Beloved of God, hope isn’t naïveté. Those who dare to hope are acutely aware of the painful realities that surround them, and yet they long for, invest in, work for, give themselves for a different future that is coming.
It might be 12 years like the woman in our story today. It might be 18 months like folks committed to help Longfellow Rise from the ashes. It might be decades and centuries like those have scratched and clawed their way toward equality. But hope propelled them forward.
This is our story as resurrection people. Hope is our foundation. We live with the sting of death all around us, each and every day, but we live convicted that the tomb is empty. We live as though life and not death has won, that Jesus is alive.

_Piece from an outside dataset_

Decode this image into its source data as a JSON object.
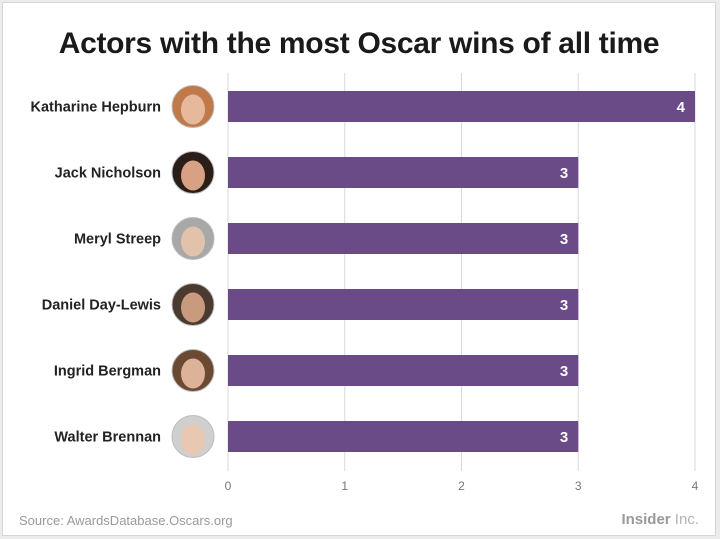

We’ve been chasing that horizon for more than 2,000 years, but we do so having been touched by Jesus, having been made whole by Jesus. Like this unnamed woman we have been looked at, we’ve been seen by Jesus and called daughters and sons, we’ve been named and claimed as children of God.
Look, I know there are kinds of places and people that want a piece of you. And it can feel overwhelming. But God doesn’t just want a piece of you. God doesn’t just want some of us. Jesus is God’s great salvation project. In Jesus God is after all of us, the whole world. Jesus wants the fullness of what and who each of us are to be a part of God’s life now and forever. The church, you and me, we get to be stewards of that hope, stewards of that work to heal this world. It’s hard and long work. But God’s change is gonna come. Amen.